Kommentar Mord an Marwa El-Sherbini: Wann Deutschland sich empört
Der Mord an Marwa El-Sherbini ist zum Symbol für die Ausgrenzung von Muslimen geworden. Das war überfällig. Denn die Reaktion der deutsche Gesellschaft war zunächst kühl.
G enau vor einem Jahr wurde Marwa El Sherbini zur Symbolfigur. Nicht nur weil ein mit Hass auf Muslime erfüllter Russlanddeutscher die 31-jährige Ägypterin vor den Augen von Mann und Kind in einem Gerichtssaal brutal ermordete. Sondern auch weil die Öffentlichkeit, vor allem aber die Politik, dazu tagelang schwieg. El Sherbini wurde zum Symbol für die Ausgrenzung von Muslimen ganz allgemein – und Islamfeindlichkeit wurde zum Thema. Das war überfällig. Denn dass diese neue rassistische Spielart um sich greift, zeigen zahlreiche Studien. Doch längst ist das Thema wieder vom Tisch.
Ganz anders war die Lage bei der Ermordung der Deutschtürkin Hatun Sürücü, die im Februar 2005 von ihrem jüngsten Bruder erschossen wurde, weil ihr Lebensstil angeblich die Familienehre beschmutzt hatte. Umgehend reagierten Politik und Öffentlichkeit, Parlamentsdebatten und Gesetzesinitiativen wurden auf den Weg gebracht.
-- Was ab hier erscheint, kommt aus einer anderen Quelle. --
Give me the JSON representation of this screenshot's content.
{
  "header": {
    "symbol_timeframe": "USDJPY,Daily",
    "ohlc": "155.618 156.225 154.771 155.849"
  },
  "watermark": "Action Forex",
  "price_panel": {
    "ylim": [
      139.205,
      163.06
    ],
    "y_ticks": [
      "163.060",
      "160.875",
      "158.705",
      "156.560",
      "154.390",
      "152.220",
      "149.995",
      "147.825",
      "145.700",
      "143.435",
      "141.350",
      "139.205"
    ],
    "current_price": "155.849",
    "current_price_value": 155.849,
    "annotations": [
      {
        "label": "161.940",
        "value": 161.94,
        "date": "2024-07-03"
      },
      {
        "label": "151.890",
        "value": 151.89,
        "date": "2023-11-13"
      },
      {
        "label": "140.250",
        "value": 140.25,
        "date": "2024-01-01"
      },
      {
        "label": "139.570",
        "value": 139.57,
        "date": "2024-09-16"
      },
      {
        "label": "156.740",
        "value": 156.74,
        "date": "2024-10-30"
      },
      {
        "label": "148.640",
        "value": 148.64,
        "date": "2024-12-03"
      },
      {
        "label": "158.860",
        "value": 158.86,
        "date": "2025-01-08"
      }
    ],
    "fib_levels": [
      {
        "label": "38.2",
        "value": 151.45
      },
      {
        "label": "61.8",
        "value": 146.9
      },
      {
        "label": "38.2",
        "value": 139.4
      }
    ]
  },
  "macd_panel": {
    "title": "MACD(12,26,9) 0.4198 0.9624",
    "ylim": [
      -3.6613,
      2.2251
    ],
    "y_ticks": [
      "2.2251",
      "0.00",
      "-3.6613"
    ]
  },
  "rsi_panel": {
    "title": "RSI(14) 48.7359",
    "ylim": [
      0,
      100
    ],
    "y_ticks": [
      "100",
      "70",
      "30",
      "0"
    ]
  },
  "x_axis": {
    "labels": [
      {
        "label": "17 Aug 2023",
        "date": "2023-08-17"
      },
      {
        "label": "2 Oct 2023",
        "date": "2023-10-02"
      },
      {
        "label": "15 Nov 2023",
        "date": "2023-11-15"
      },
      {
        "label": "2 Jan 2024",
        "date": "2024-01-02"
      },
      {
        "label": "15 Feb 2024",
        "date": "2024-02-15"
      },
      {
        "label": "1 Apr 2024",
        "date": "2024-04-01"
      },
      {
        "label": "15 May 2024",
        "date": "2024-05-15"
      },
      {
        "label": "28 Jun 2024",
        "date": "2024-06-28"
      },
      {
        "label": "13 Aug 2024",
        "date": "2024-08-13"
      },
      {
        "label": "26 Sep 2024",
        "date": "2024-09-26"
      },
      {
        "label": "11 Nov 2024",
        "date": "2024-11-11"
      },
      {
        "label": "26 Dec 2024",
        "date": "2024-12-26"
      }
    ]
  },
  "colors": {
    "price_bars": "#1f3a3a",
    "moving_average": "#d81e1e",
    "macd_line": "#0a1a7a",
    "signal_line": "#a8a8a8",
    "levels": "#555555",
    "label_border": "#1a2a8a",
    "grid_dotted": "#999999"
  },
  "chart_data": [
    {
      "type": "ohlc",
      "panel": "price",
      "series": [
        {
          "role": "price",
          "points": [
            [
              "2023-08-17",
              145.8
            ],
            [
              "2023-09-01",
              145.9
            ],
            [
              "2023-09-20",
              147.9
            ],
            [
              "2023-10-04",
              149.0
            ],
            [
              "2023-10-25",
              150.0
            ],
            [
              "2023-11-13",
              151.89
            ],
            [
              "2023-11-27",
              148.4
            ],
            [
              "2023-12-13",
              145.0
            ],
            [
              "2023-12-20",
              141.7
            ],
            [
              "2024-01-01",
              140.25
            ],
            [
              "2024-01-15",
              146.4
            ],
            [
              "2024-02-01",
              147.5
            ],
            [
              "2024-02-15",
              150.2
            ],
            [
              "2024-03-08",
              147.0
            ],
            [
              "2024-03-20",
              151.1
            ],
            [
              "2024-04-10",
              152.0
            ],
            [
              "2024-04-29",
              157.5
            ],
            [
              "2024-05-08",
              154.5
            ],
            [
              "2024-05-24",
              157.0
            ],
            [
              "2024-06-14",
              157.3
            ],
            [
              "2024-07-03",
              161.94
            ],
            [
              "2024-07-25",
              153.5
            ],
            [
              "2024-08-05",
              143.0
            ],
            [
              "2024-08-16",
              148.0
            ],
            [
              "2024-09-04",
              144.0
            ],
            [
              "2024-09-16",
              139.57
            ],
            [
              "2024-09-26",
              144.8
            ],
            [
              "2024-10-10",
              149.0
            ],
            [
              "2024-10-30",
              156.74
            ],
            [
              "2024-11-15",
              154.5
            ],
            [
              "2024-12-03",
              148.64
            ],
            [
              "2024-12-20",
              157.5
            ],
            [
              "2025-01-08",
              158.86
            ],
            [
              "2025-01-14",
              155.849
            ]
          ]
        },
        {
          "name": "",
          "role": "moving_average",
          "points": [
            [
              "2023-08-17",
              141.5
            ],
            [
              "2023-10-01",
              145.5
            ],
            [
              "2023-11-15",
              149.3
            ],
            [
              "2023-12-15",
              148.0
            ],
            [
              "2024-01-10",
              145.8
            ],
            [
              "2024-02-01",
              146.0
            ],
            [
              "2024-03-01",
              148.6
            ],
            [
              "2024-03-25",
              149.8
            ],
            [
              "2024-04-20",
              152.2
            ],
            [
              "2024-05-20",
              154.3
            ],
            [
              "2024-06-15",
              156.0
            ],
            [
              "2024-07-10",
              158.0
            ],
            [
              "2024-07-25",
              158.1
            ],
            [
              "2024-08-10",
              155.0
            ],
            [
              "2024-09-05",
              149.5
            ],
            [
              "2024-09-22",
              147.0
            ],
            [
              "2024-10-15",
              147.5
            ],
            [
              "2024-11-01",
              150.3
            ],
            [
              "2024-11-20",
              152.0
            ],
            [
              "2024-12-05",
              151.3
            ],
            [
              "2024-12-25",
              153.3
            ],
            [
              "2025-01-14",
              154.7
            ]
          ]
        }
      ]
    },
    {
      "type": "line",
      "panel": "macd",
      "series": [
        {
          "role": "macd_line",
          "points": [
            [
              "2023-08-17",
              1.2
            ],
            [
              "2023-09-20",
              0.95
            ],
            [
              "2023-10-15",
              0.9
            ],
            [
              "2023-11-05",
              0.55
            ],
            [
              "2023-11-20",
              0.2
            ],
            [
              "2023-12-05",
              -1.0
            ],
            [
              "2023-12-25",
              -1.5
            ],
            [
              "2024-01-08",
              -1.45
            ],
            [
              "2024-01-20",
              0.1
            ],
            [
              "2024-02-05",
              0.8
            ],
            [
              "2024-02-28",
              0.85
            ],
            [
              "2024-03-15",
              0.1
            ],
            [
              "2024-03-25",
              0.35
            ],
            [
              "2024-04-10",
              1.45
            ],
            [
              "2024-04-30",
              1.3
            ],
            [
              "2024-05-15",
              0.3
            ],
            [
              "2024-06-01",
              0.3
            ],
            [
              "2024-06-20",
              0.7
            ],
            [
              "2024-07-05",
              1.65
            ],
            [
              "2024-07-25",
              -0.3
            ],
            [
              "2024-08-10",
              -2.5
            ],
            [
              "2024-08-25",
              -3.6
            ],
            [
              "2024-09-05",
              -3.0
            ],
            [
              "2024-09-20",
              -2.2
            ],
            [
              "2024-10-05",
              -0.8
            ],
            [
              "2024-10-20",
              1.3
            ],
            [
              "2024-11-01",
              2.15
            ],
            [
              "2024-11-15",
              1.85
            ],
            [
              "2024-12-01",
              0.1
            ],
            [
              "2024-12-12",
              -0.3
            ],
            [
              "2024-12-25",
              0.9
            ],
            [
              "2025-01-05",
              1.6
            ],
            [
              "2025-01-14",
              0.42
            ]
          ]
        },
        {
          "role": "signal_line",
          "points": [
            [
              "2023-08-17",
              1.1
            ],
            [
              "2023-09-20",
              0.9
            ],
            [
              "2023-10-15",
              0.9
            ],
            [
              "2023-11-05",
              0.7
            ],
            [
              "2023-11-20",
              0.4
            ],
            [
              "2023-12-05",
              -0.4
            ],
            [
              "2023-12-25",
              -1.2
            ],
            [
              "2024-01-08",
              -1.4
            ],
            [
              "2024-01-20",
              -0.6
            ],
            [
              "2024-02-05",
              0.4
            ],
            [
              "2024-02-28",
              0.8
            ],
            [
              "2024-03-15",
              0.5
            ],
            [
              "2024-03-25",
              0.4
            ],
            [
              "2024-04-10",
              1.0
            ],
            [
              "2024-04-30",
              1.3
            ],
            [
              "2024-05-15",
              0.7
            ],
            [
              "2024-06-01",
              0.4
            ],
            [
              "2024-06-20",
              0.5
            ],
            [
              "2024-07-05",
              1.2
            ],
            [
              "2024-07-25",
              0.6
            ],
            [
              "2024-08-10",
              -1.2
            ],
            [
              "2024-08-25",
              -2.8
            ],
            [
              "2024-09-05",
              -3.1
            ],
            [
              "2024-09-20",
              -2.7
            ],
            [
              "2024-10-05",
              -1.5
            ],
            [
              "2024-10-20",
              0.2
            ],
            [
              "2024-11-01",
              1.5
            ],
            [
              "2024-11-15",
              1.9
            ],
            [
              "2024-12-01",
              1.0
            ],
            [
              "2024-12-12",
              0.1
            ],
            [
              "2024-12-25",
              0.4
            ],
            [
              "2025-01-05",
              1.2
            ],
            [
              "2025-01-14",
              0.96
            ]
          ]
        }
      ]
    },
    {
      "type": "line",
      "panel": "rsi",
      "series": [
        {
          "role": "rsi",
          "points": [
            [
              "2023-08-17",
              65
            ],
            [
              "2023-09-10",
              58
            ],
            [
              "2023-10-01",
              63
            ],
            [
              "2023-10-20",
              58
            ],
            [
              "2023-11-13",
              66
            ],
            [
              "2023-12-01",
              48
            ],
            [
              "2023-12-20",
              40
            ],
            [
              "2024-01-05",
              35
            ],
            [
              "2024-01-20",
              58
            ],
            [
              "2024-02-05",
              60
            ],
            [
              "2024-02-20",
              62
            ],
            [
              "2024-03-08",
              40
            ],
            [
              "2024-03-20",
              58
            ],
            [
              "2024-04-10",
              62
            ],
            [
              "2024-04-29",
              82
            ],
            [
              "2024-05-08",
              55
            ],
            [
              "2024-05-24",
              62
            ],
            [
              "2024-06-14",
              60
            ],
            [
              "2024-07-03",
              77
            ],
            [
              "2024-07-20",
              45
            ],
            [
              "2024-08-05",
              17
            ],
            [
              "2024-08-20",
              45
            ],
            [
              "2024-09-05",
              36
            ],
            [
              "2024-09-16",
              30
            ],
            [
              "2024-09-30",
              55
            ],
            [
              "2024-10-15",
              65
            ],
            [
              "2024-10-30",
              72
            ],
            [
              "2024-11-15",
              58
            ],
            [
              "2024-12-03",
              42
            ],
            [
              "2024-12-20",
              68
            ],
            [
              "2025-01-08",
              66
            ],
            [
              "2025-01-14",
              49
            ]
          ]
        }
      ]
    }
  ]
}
Das Thema der unterdrückten muslimischen Frau erregt – zu Recht – bis heute die Gemüter.
Zwei ermordete Musliminnen – gänzlich unterschiedliche Reaktionen: Der Mord an Hatun Sürücü passte in das Koordinatensystem, in dem Muslime häufig verortet werden. Vielen Deutschen kommen da zuerst Zwangsverheiratungen, Ehrenmorde und islamistischer Terror in den Sinn. Es besteht Generalverdacht. Der Mord an Marwa El Sherbini liegt quer zu diesem Raster. War es doch genau der von diesem Generalverdacht getränkte Hass, der den Mörder trieb.
ist Inlands-Redakteurin bei der taz.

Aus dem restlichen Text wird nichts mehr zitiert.